Direct and Indirect Remuneration (DIR) Fee Reform
DIR fees are one of the biggest challenges facing community pharmacy right now, Mauch said. Currently, there is legislation in Congress that aims to eliminate DIR fees.
“While the pharmacist’s primary focus is on providing clinical services to their customers and their patients, they also have to have an economically viable business,” Mauch said. DIR fees can cause delays or uncertainty in payments, destabilizing the viability of the pharmacy, and patient access to medications.
“We’re continuing to educate our elected officials on the importance of this issue,” Mitchell said. “Some elected officials have concerns that if DIR fees were to be passed on at the point of sale, that Medicare beneficiaries would see changes in premiums.”
However, patients currently struggle with the consequences of DIR fees and a lack of transparency in the industry. Mitchell cited a recent CoverMyMeds survey that found that 75% of patients received a prescription that cost more than they expected, indicating that these punitive fees are harming both pharmacies and patients.
“We’re really trying to help pharmacists and patients see some relief on this issue,” Mitchell added. “I think it’s so important now because we are living in the current pandemic and we want to make sure pharmacists don’t have additional pressures facing their business and their patients.”
Other Areas to Watch
Pharmacists should also watch for a future COVID-19 stimulus or response legislation in Congress, Mitchell said. Congress has passed several major pieces of legislation over the last several months that have been enacted and signed into law. “Many of those bills have been beneficial for small businesses, including independent pharmacies,” said Mitchell, including programs such as the Paycheck Protection Program and other small business loans.

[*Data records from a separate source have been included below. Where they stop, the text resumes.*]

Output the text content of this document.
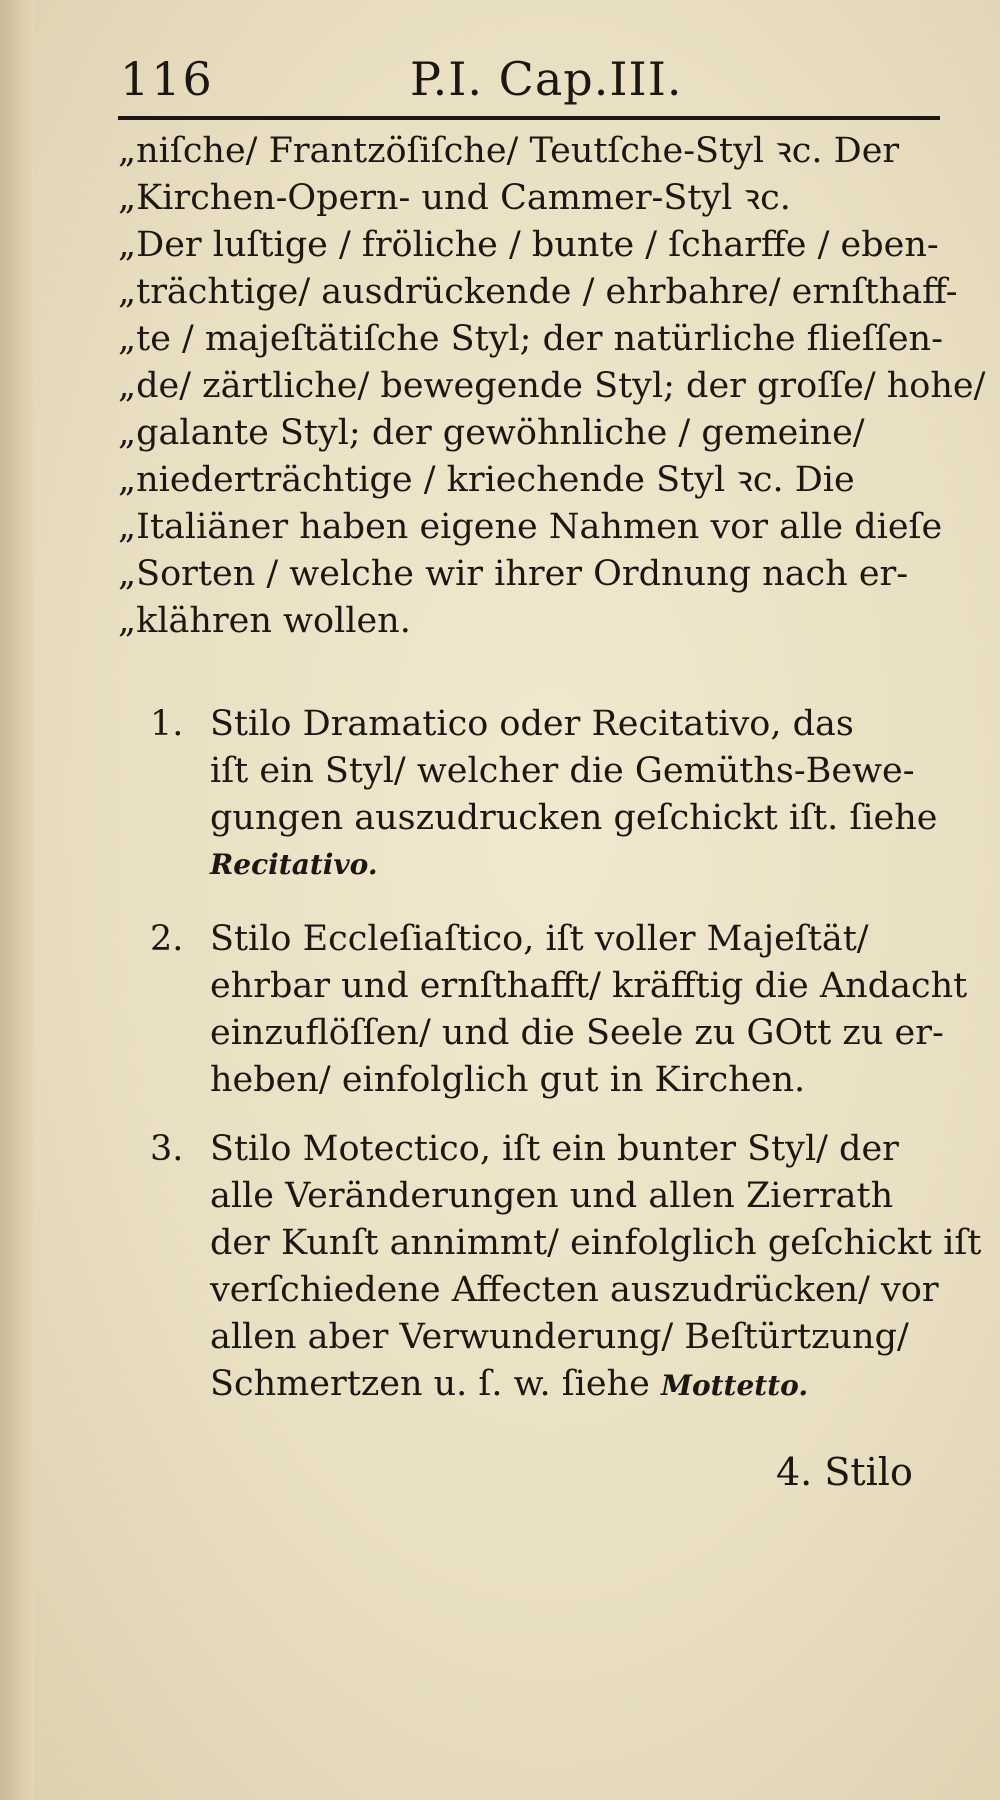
116	P.I. Cap.III.
„niſche/ Frantzöſiſche/ Teutſche-Styl ꝛc. Der
„Kirchen-Opern- und Cammer-Styl ꝛc.
„Der luſtige / fröliche / bunte / ſcharffe / eben-
„trächtige/ ausdrückende / ehrbahre/ ernſthaff-
„te / majeſtätiſche Styl; der natürliche flieſſen-
„de/ zärtliche/ bewegende Styl; der groſſe/ hohe/
„galante Styl; der gewöhnliche / gemeine/
„niederträchtige / kriechende Styl ꝛc. Die
„Italiäner haben eigene Nahmen vor alle dieſe
„Sorten / welche wir ihrer Ordnung nach er-
„klähren wollen.
1. Stilo Dramatico oder Recitativo, das
iſt ein Styl/ welcher die Gemüths-Bewe-
gungen auszudrucken geſchickt iſt. ſiehe
Recitativo.
2. Stilo Eccleſiaſtico, iſt voller Majeſtät/
ehrbar und ernſthafft/ kräfftig die Andacht
einzuflöſſen/ und die Seele zu GOtt zu er-
heben/ einfolglich gut in Kirchen.
3. Stilo Motectico, iſt ein bunter Styl/ der
alle Veränderungen und allen Zierrath
der Kunſt annimmt/ einfolglich geſchickt iſt
verſchiedene Affecten auszudrücken/ vor
allen aber Verwunderung/ Beſtürtzung/
Schmertzen u. ſ. w. ſiehe Mottetto.
4. Stilo
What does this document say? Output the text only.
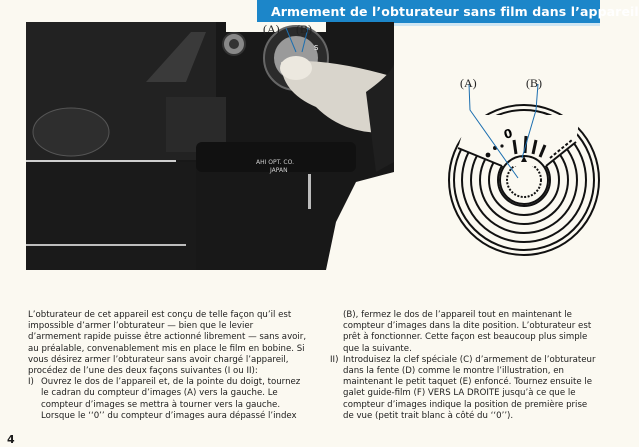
Armement de l’obturateur sans film dans l’appareil
S
AHI OPT. CO.
JAPAN
(A) (B)
0
(A)	(B)

L’obturateur de cet appareil est conçu de telle façon qu’il est impossible d’armer l’obturateur — bien que le levier d’armement rapide puisse être actionné librement — sans avoir, au préalable, convenablement mis en place le film en bobine. Si vous désirez armer l’obturateur sans avoir chargé l’appareil, procédez de l’une des deux façons suivantes (I ou II):

I) Ouvrez le dos de l’appareil et, de la pointe du doigt, tournez le cadran du compteur d’images (A) vers la gauche. Le compteur d’images se mettra à tourner vers la gauche. Lorsque le ‘‘0’’ du compteur d’images aura dépassé l’index
(B), fermez le dos de l’appareil tout en maintenant le compteur d’images dans la dite position. L’obturateur est prêt à fonctionner. Cette façon est beaucoup plus simple que la suivante.
II) Introduisez la clef spéciale (C) d’armement de l’obturateur dans la fente (D) comme le montre l’illustration, en maintenant le petit taquet (E) enfoncé. Tournez ensuite le galet guide-film (F) VERS LA DROITE jusqu’à ce que le compteur d’images indique la position de première prise de vue (petit trait blanc à côté du ‘‘0’’).
4
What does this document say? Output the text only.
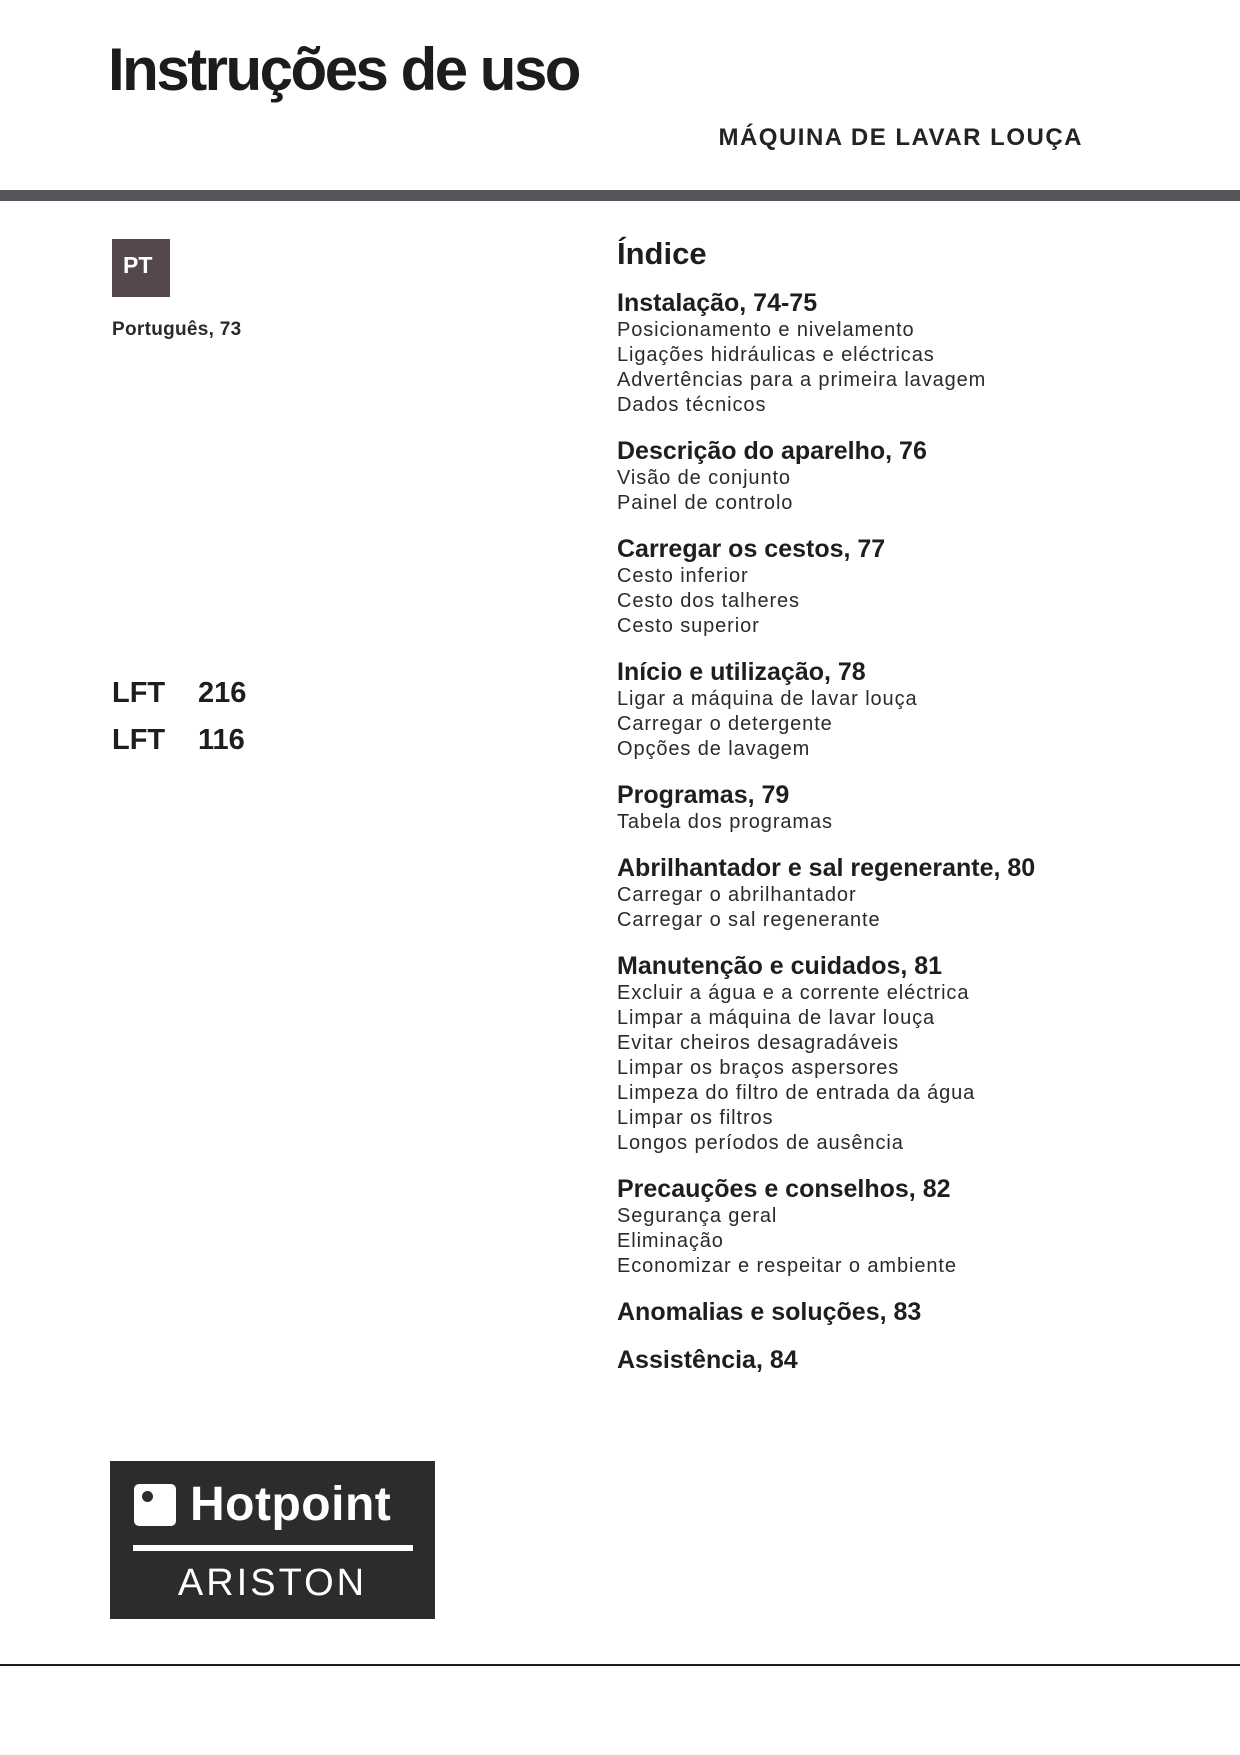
Instruções de uso
MÁQUINA DE LAVAR LOUÇA
PT
Português, 73
LFT 216
LFT 116
Índice
Instalação, 74-75
Posicionamento e nivelamento
Ligações hidráulicas e eléctricas
Advertências para a primeira lavagem
Dados técnicos
Descrição do aparelho, 76
Visão de conjunto
Painel de controlo
Carregar os cestos, 77
Cesto inferior
Cesto dos talheres
Cesto superior
Início e utilização, 78
Ligar a máquina de lavar louça
Carregar o detergente
Opções de lavagem
Programas, 79
Tabela dos programas
Abrilhantador e sal regenerante, 80
Carregar o abrilhantador
Carregar o sal regenerante
Manutenção e cuidados, 81
Excluir a água e a corrente eléctrica
Limpar a máquina de lavar louça
Evitar cheiros desagradáveis
Limpar os braços aspersores
Limpeza do filtro de entrada da água
Limpar os filtros
Longos períodos de ausência
Precauções e conselhos, 82
Segurança geral
Eliminação
Economizar e respeitar o ambiente
Anomalias e soluções, 83
Assistência, 84
Hotpoint
ARISTON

In an effort to move advocacy efforts forward, AmerisourceBergen and GNP continue to partner with a number of industry coalitions, state pharmacy associations, and boards of pharmacy to advance key issues in the increasingly contested legislative environment. Pharmacists can also get involved at both the state and federal levels to help propel advocacy on issues that are important to them.
“I think the best organization we partner with to promote advocacy are our customers and pharmacists who really take the time to get engaged,” she said. “I think our customers and pharmacists have the most impactful voice on legislative issues they care about, especially since they are providers and leaders in their communities. Elected officials want to hear from their constituents, especially those who are providing care to their constituents.”